Contrast factor of a stack of F-P etalons and blocking filter


1) Center Wave Length (CWL) and bandpass (FWHM) as a function of f-ratio of the telescope and tilt of the F-P filter (in collimated beam, telecentric beam or non-optimized telecentric system)

2) CWL shift and FWHM broadening in non telecentric systems (refractors and Cassegrain telescopes) and useful formulae

3) Daystar filter modelling and additional results

4) Air-spaced F-P etalon theoritical performances and comparison with mica-spaced etalons

5) Analysis of the PST modification (air-spaced F-P etalon) and comparison between collimated and telecentric mounts

6) Contrast factor of the F-P etalon and blocking filter assembly

7) Contrast factor of the F-P etalon : test of various stacking schemes

8) Fabry-Perot math and bibliography


Selectivity of a filter combination

The following figure compares the intensity of the solar spectrum and the transmission profile of a 0.6 A FWHM F-P etalon :

The width of the Ha absorption line is about 1 A at 4000 normalized intensity, 0.8 A at 3000 intensity and 0.55 A at 2000 intensity.

The role of the Ha filter is to block the unwanted light of the photosphere, in other words the light outside this absorption line (strickly speaking there is still some amount of photosphere light even in the Ha line ...).

We already know that some amount of light is transmitted by the F-P etalon outside its own FWHM. A more interesting question is how much light is transmitted by the filter outside the Ha line ? The ideal filter combination would block everything out of the Ha line.


Based on the solar spectra detailed profile (BASS2000) and on the transmission profile of the filter combination, we can calculated :

- The amount of light transmitted by the filter combination inside the Ha line. This is the "on-band light".
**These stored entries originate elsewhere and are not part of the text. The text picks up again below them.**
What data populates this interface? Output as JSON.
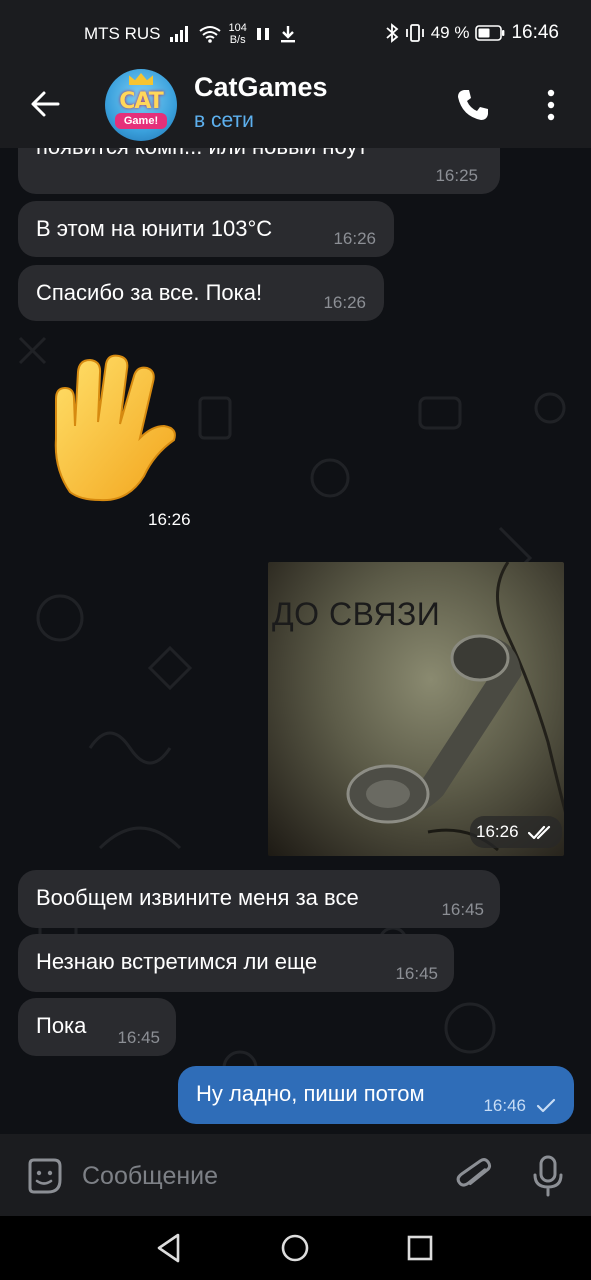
{
  "status_bar": {
    "carrier": "MTS RUS",
    "net_speed_value": "104",
    "net_speed_unit": "B/s",
    "battery_percent": "49 %",
    "time": "16:46",
    "icons": [
      "signal-icon",
      "wifi-icon",
      "pause-icon",
      "download-icon",
      "bluetooth-icon",
      "vibrate-icon",
      "battery-icon"
    ]
  },
  "header": {
    "chat_name": "CatGames",
    "status": "в сети",
    "avatar_text_top": "CAT",
    "avatar_text_bottom": "Game!"
  },
  "messages": [
    {
      "direction": "in",
      "text": "появится комп... или новый ноут",
      "time": "16:25",
      "truncated_top": true
    },
    {
      "direction": "in",
      "text": "В этом на юнити 103°C",
      "time": "16:26"
    },
    {
      "direction": "in",
      "text": "Спасибо за все. Пока!",
      "time": "16:26"
    },
    {
      "direction": "in",
      "type": "sticker",
      "sticker": "raised-hand-emoji",
      "time": "16:26"
    },
    {
      "direction": "out",
      "type": "photo",
      "caption": "ДО СВЯЗИ",
      "time": "16:26",
      "read": true
    },
    {
      "direction": "in",
      "text": "Вообщем извините меня за все",
      "time": "16:45"
    },
    {
      "direction": "in",
      "text": "Незнаю встретимся ли еще",
      "time": "16:45"
    },
    {
      "direction": "in",
      "text": "Пока",
      "time": "16:45"
    },
    {
      "direction": "out",
      "text": "Ну ладно, пиши потом",
      "time": "16:46",
      "read": false
    }
  ],
  "composer": {
    "placeholder": "Сообщение"
  },
  "colors": {
    "accent": "#5db0ee",
    "incoming_bubble": "#2a2b2f",
    "outgoing_bubble": "#2f6db8",
    "background": "#0f1115"
  }
}
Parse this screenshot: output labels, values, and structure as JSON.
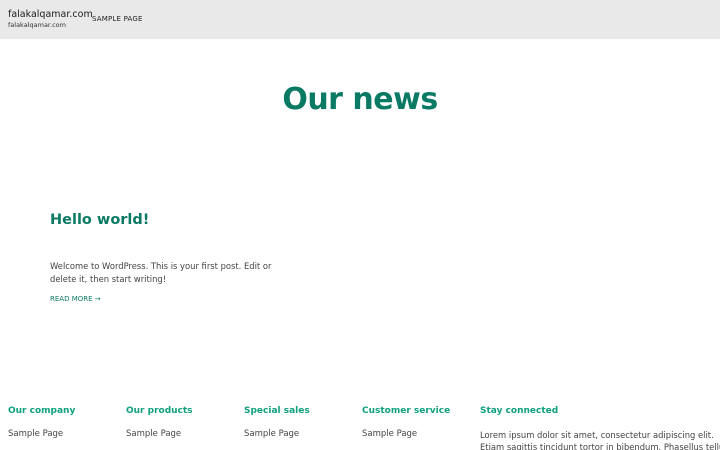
{
  "header": {
    "site_title": "falakalqamar.com",
    "site_tagline": "falakalqamar.com",
    "nav": [
      "SAMPLE PAGE"
    ]
  },
  "main": {
    "page_title": "Our news",
    "post": {
      "title": "Hello world!",
      "excerpt": "Welcome to WordPress. This is your first post. Edit or delete it, then start writing!",
      "read_more": "READ MORE →"
    }
  },
  "footer": {
    "columns": [
      {
        "heading": "Our company",
        "link": "Sample Page"
      },
      {
        "heading": "Our products",
        "link": "Sample Page"
      },
      {
        "heading": "Special sales",
        "link": "Sample Page"
      },
      {
        "heading": "Customer service",
        "link": "Sample Page"
      }
    ],
    "stay_connected": {
      "heading": "Stay connected",
      "text_line1": "Lorem ipsum dolor sit amet, consectetur adipiscing elit.",
      "text_line2": "Etiam sagittis tincidunt tortor in bibendum. Phasellus tellus"
    }
  },
  "colors": {
    "accent": "#0b7a64",
    "footer_heading": "#0fa07f",
    "header_bg": "#e9e9e9"
  }
}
- The amount of light transmitted by the filter combination outside the Ha line. This is the unwanted "off-band light".

These values are calculated assuming a 1 A width for the Ha line (ie. 4000 intensity level). This means that the 1 A window centered on Ha is declared "on-band", while the outside of this band is declared "off-band".

NB : the conclusions derived bellow would be about the same if we considered a 0.8 A width for the Ha line).
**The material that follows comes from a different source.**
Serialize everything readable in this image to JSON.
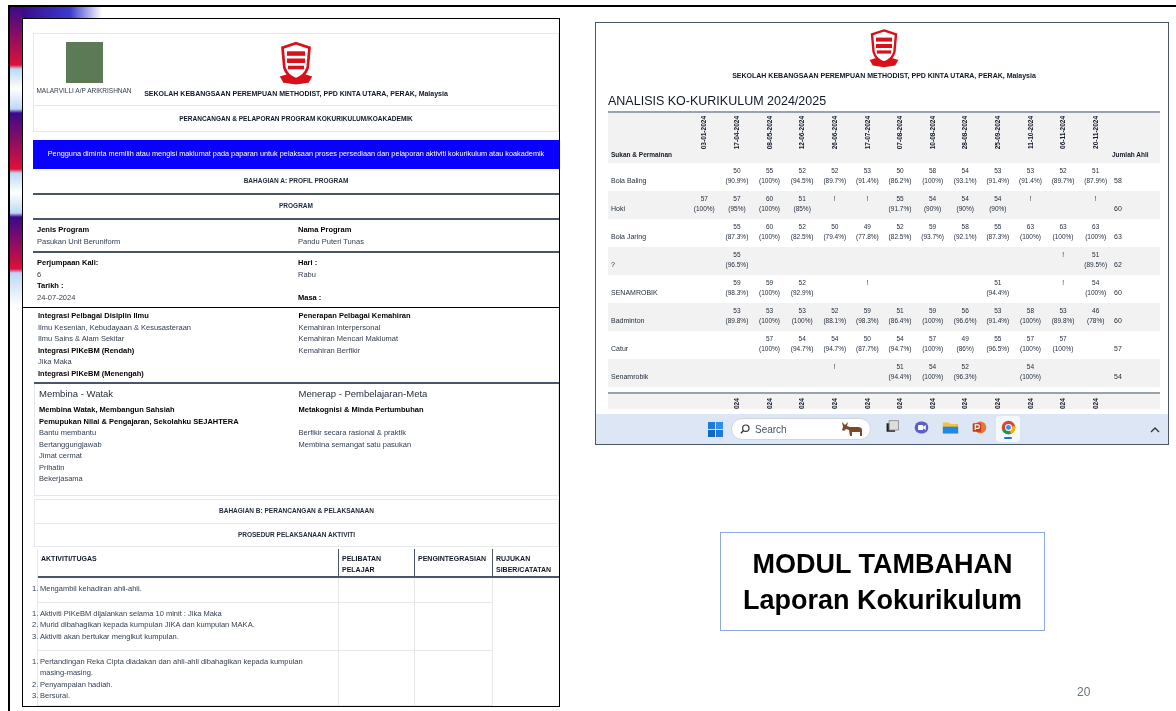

Let's call "selectivity" of the filter the following ratio:

selectivity = on-band light / (total light transmitted by the filter)
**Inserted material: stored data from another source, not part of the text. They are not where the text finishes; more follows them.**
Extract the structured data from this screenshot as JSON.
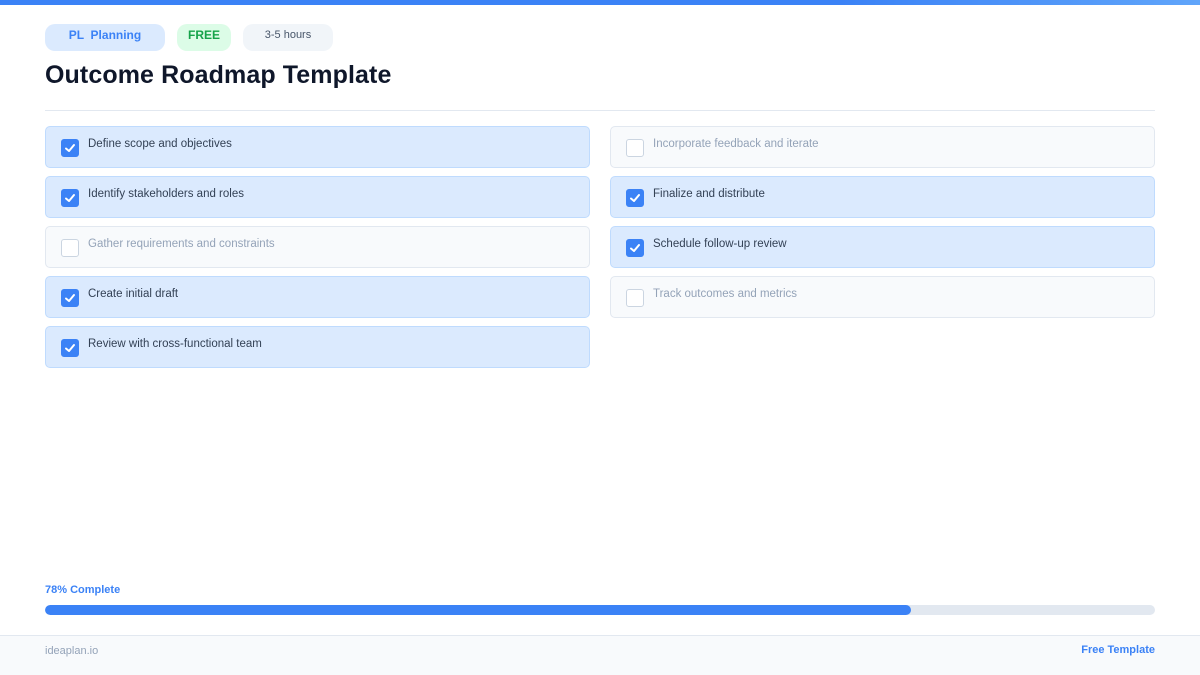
{
  "colors": {
    "accent": "#3b82f6",
    "done_bg": "#dbeafe",
    "free_green": "#16a34a"
  },
  "badges": {
    "category": "PL  Planning",
    "price": "FREE",
    "duration": "3-5 hours"
  },
  "title": "Outcome Roadmap Template",
  "tasks_left": [
    {
      "label": "Define scope and objectives",
      "done": true
    },
    {
      "label": "Identify stakeholders and roles",
      "done": true
    },
    {
      "label": "Gather requirements and constraints",
      "done": false
    },
    {
      "label": "Create initial draft",
      "done": true
    },
    {
      "label": "Review with cross-functional team",
      "done": true
    }
  ],
  "tasks_right": [
    {
      "label": "Incorporate feedback and iterate",
      "done": false
    },
    {
      "label": "Finalize and distribute",
      "done": true
    },
    {
      "label": "Schedule follow-up review",
      "done": true
    },
    {
      "label": "Track outcomes and metrics",
      "done": false
    }
  ],
  "progress": {
    "label": "78% Complete",
    "percent": 78
  },
  "footer": {
    "site": "ideaplan.io",
    "cta": "Free Template"
  }
}
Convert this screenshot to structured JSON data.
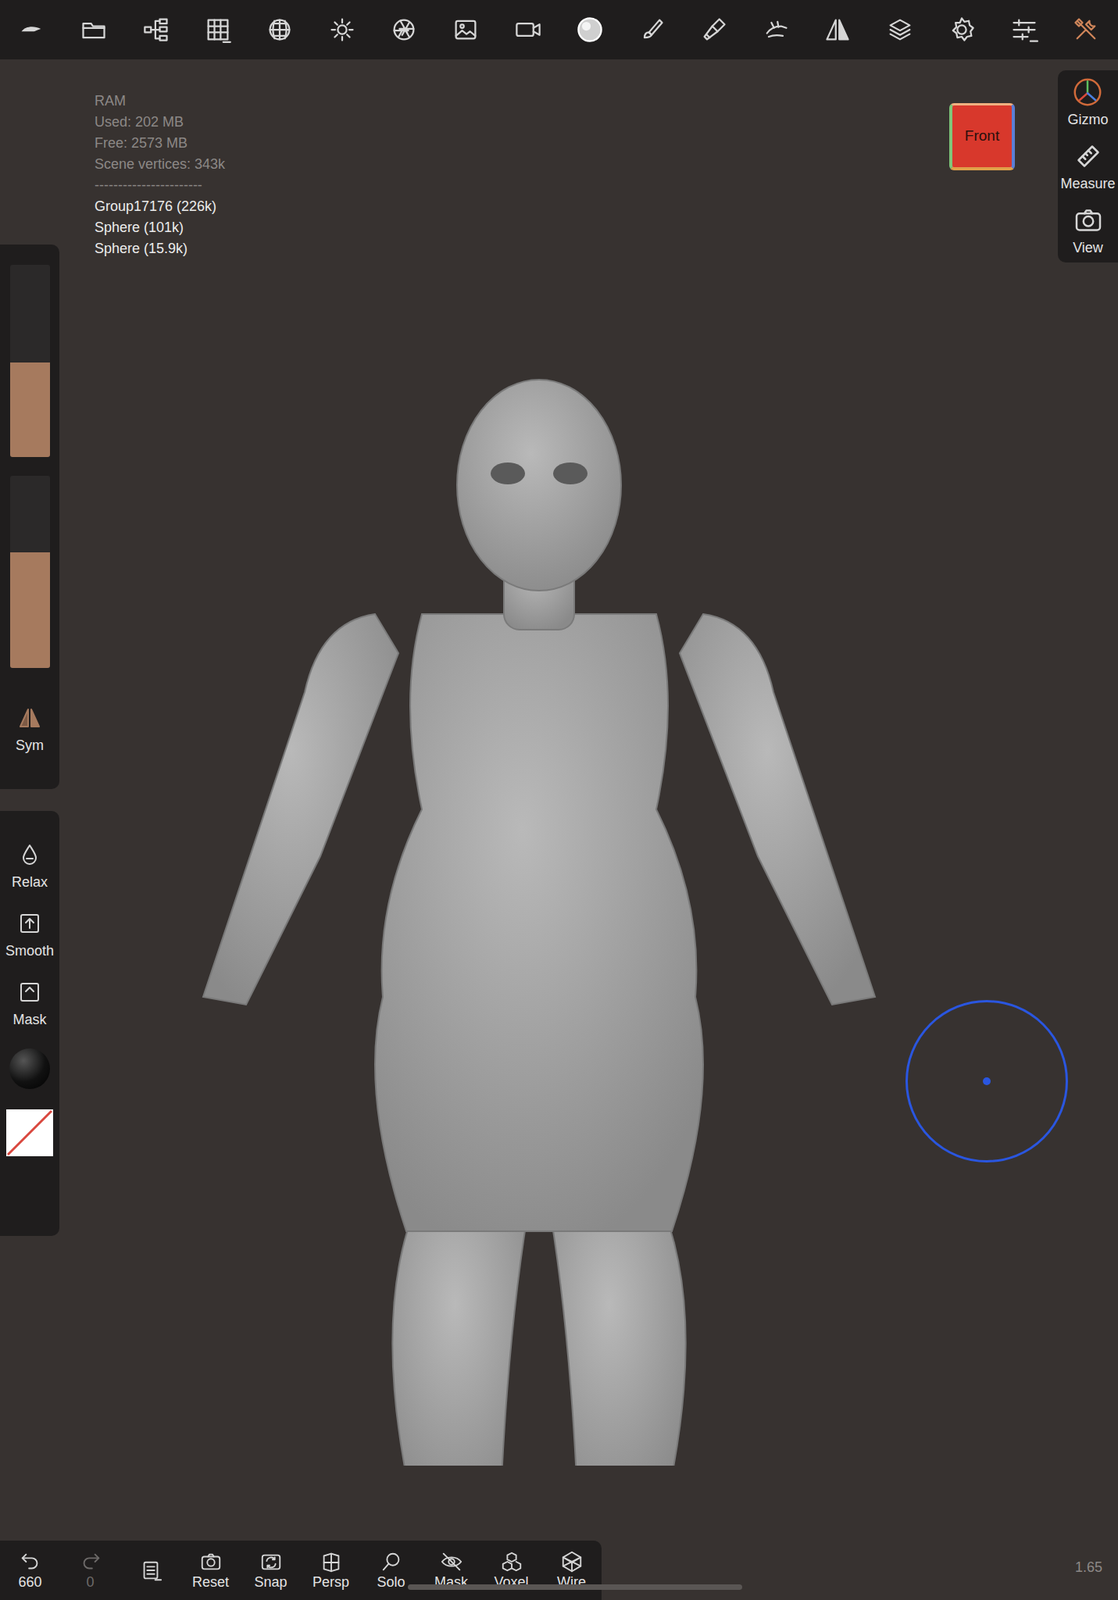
{
  "top_toolbar": [
    {
      "selected": false
    },
    {
      "selected": false
    },
    {
      "selected": false
    },
    {
      "selected": false
    },
    {
      "selected": false
    },
    {
      "selected": false
    },
    {
      "selected": false
    },
    {
      "selected": false
    },
    {
      "selected": false
    },
    {
      "selected": false
    },
    {
      "selected": false
    },
    {
      "selected": false
    },
    {
      "selected": false
    },
    {
      "selected": false
    },
    {
      "selected": false
    },
    {
      "selected": false
    },
    {
      "selected": false
    },
    {
      "selected": true
    }
  ],
  "stats": {
    "lines": [
      "RAM",
      "Used: 202 MB",
      "Free: 2573 MB",
      "Scene vertices: 343k"
    ],
    "separator": "-----------------------",
    "objects": [
      "Group17176 (226k)",
      "Sphere (101k)",
      "Sphere (15.9k)"
    ]
  },
  "sliders": [
    {
      "level": 0.49
    },
    {
      "level": 0.6
    }
  ],
  "symmetry": {
    "label": "Sym"
  },
  "quick_tools": [
    {
      "label": "Relax"
    },
    {
      "label": "Smooth"
    },
    {
      "label": "Mask"
    }
  ],
  "view_cube": {
    "label": "Front"
  },
  "right_panel": [
    {
      "label": "Gizmo"
    },
    {
      "label": "Measure"
    },
    {
      "label": "View"
    }
  ],
  "undo": {
    "count": "660"
  },
  "redo": {
    "count": "0",
    "disabled": true
  },
  "bottom_buttons": [
    {
      "label": "Reset"
    },
    {
      "label": "Snap"
    },
    {
      "label": "Persp"
    },
    {
      "label": "Solo"
    },
    {
      "label": "Mask"
    },
    {
      "label": "Voxel"
    },
    {
      "label": "Wire"
    }
  ],
  "zoom": "1.65"
}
This ratio is a very good indicator of the blocking capacity of the filter, and its ability to cut the unwanted photospheric light outside the Ha line.

- Selectivity is equal to 100% when the filter transmits the light from inside the Ha line, but no light outside Ha (square transmission profile centered on Ha).

- If slectivity is equal to 50%, it means that the light coming from inside the Ha line accounts for half of the total amount of light transmitted by the filter.


Modelling of the blocking filter (BF):

In order to calculate the selectivity of a filter stack, we need to take into account the Blocking Filter (BF). Indeed, a F-P etalon is not used alone but associated with a blocking filter whose role is to cut the unwanted interference orders of the F-P etalon.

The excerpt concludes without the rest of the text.